Die erfolgreichen Gegenangriffsoperationen der Ukraine im Herbst 2022 haben nicht wenige deutsche und internationale Kommentatoren dazu verleitet, schnelle Erfolge der ukrainischen Truppen bei ihrer seit Anfang Juni 2023 laufenden Gegenoffensive an der Südfront zu propagieren. Die etwa neun, von NATO-Staaten ausgebildeten und mit westlichem Gerät ausgerüsteten Brigaden, so die Erwartung, würden russische Verteidigungslinien durchbrechen und bis zu den Bahn- und Straßenverbindungen auf der Landbrücke zur Krim, oder gar bis zum Asowschen Meer vorstoßen.
Diese Erwartung entsprang jedoch eher einem Wunschdenken als einer sachlichen Lagebeurteilung. Einschätzungen von Militärökonomen im Frühjahr 2023, die einen ukrainischen Sieg im Herbst 2023 vorhersagten, basierten beispielsweise auf eklatanten Fehlkalkulationen. Die Hochrechnung von russischen Abnutzungsraten im Jahr 2022 auf die Lage im Folgejahr war schlicht zu simpel. Russland hat offenbar wesentlich mehr Kräfte in der Ukraine als zu Beginn des Krieges.
Angriffsoperationen gegen Bodentruppen, die aus stark befestigten Stellungssystemen heraus kämpfen und die zu beweglichen Verteidigungsoperationen mit Luftnahunterstützung um die Stellungsgräben herum befähigt sind, gehören zu den anspruchsvollsten militärischen Leistungen. In solchen Szenarien sind große Verluste vor allem bei den angreifenden Verbänden zu erwarten. Für die ukrainischen Brigaden ist der Angriff gegen eine derart vorbereitete Verteidigung eine völlig neue Aufgabe.
Die Lernfähigkeit der russischen Führung im Unterschied zu ihren Operationen im ersten Kriegsjahr wurde unterschätzt. So haben die angreifenden ukrainischen Verbände schon weit vor der ersten russischen Hauptstellungslinie empfindliche Verluste in vorgelagerten Minensperren hinnehmen müssen. Moderne westliche Kampf- und Schützenpanzer wurden zerstört.
Die ukrainische Militärführung hat nun aus ersten Fehlern gelernt und das taktische Vorgehen verändert.

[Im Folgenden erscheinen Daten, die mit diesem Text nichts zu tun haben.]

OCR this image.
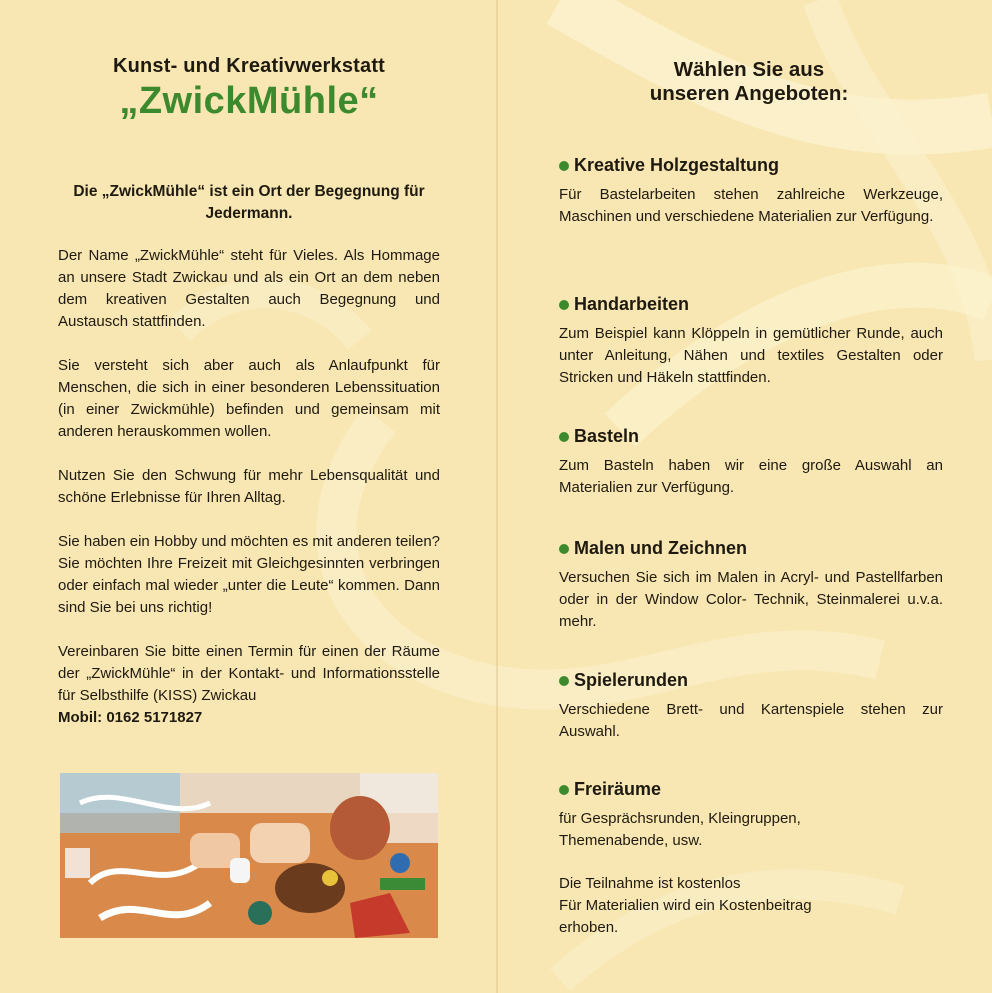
Kunst- und Kreativwerkstatt

„ZwickMühle“

Die „ZwickMühle“ ist ein Ort der Begegnung für Jedermann.

Der Name „ZwickMühle“ steht für Vieles. Als Hommage an unsere Stadt Zwickau und als ein Ort an dem neben dem kreativen Gestalten auch Begegnung und Austausch stattfinden.

Sie versteht sich aber auch als Anlaufpunkt für Menschen, die sich in einer besonderen Lebenssituation (in einer Zwickmühle) befinden und gemeinsam mit anderen herauskommen wollen.

Nutzen Sie den Schwung für mehr Lebensqualität und schöne Erlebnisse für Ihren Alltag.

Sie haben ein Hobby und möchten es mit anderen teilen? Sie möchten Ihre Freizeit mit Gleichgesinnten verbringen oder einfach mal wieder „unter die Leute“ kommen. Dann sind Sie bei uns richtig!

Vereinbaren Sie bitte einen Termin für einen der Räume der „ZwickMühle“ in der Kontakt- und Informationsstelle für Selbsthilfe (KISS) Zwickau
Mobil: 0162 5171827

Wählen Sie aus
unseren Angeboten:

Kreative Holzgestaltung

Für Bastelarbeiten stehen zahlreiche Werkzeuge, Maschinen und verschiedene Materialien zur Verfügung.

Handarbeiten

Zum Beispiel kann Klöppeln in gemütlicher Runde, auch unter Anleitung, Nähen und textiles Gestalten oder Stricken und Häkeln stattfinden.

Basteln

Zum Basteln haben wir eine große Auswahl an Materialien zur Verfügung.

Malen und Zeichnen

Versuchen Sie sich im Malen in Acryl- und Pastellfarben oder in der Window Color- Technik, Steinmalerei u.v.a. mehr.

Spielerunden

Verschiedene Brett- und Kartenspiele stehen zur Auswahl.

Freiräume

für Gesprächsrunden, Kleingruppen, Themenabende, usw.

Die Teilnahme ist kostenlos
Für Materialien wird ein Kostenbeitrag erhoben.
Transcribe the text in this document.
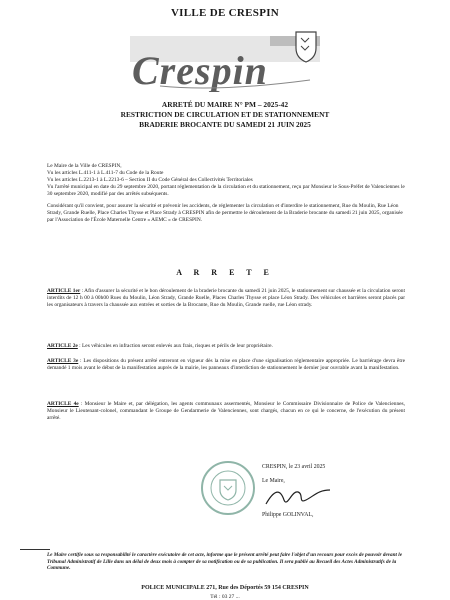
VILLE DE CRESPIN
Crespin
ARRETÉ DU MAIRE N° PM – 2025-42
RESTRICTION DE CIRCULATION ET DE STATIONNEMENT
BRADERIE BROCANTE DU SAMEDI 21 JUIN 2025

Le Maire de la Ville de CRESPIN,

Vu les articles L.411-1 à L.411-7 du Code de la Route

Vu les articles L.2213-1 à L.2213-6 – Section II du Code Général des Collectivités Territoriales

Vu l'arrêté municipal en date du 29 septembre 2020, portant réglementation de la circulation et du stationnement, reçu par Monsieur le Sous-Préfet de Valenciennes le 30 septembre 2020, modifié par des arrêtés subséquents.

Considérant qu'il convient, pour assurer la sécurité et prévenir les accidents, de réglementer la circulation et d'interdire le stationnement, Rue du Moulin, Rue Léon Strady, Grande Ruelle, Place Charles Thysse et Place Strady à CRESPIN afin de permettre le déroulement de la Braderie brocante du samedi 21 juin 2025, organisée par l'Association de l'École Maternelle Centre « AEMC » de CRESPIN.

A R R E T E
ARTICLE 1er : Afin d'assurer la sécurité et le bon déroulement de la braderie brocante du samedi 21 juin 2025, le stationnement sur chaussée et la circulation seront interdits de 12 h 00 à 00h00 Rues du Moulin, Léon Strady, Grande Ruelle, Places Charles Thysse et place Léon Strady. Des véhicules et barrières seront placés par les organisateurs à travers la chaussée aux entrées et sorties de la Brocante, Rue du Moulin, Grande ruelle, rue Léon strady.
ARTICLE 2e : Les véhicules en infraction seront enlevés aux frais, risques et périls de leur propriétaire.
ARTICLE 3e : Les dispositions du présent arrêté entreront en vigueur dès la mise en place d'une signalisation réglementaire appropriée. Le barriérage devra être demandé 1 mois avant le début de la manifestation auprès de la mairie, les panneaux d'interdiction de stationnement le dernier jour ouvrable avant la manifestation.
ARTICLE 4e : Monsieur le Maire et, par délégation, les agents communaux assermentés, Monsieur le Commissaire Divisionnaire de Police de Valenciennes, Monsieur le Lieutenant-colonel, commandant le Groupe de Gendarmerie de Valenciennes, sont chargés, chacun en ce qui le concerne, de l'exécution du présent arrêté.
CRESPIN, le 23 avril 2025
Le Maire,
Philippe GOLINVAL,
Le Maire certifie sous sa responsabilité le caractère exécutoire de cet acte, informe que le présent arrêté peut faire l'objet d'un recours pour excès de pouvoir devant le Tribunal Administratif de Lille dans un délai de deux mois à compter de sa notification ou de sa publication. Il sera publié au Recueil des Actes Administratifs de la Commune.
POLICE MUNICIPALE 271, Rue des Déportés 59 154 CRESPIN
Tél : 03 27 ...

Es war unrealistisch, davon auszugehen, dass die neu aufgestellten ukrainischen Brigaden das komplexe Gefecht der verbundenen Waffen beherrschen, in dem viele Manöverelemente zu koordinieren sind. Taktische Fehler im Vorgehen waren zu erwarten. Auch die Streitkräfte der NATO-Staaten müssen das komplexe Zusammenwirken im Verbund immer wieder üben und werden es nicht perfekt beherrschen.
Die ukrainische Militärführung hat nun aus ersten Fehlern gelernt und das taktische Vorgehen verändert und verlangsamt. Sie versucht, die Abnutzung der eigenen Kräfte in Grenzen zu halten und gleichzeitig die russischen Truppen abzunutzen – eine fast unmögliche Aufgabe. Mit weit reichender Raketenartillerie sowie britischen und französischen Marschflugkörpern wird versucht, die russischen Truppen zu schwächen durch Angriffe auf Gefechtsstände, Einrichtungen der Führungsunterstützung und auf logistische Verteilerpunkte sowie versorgungswichtige Brücken.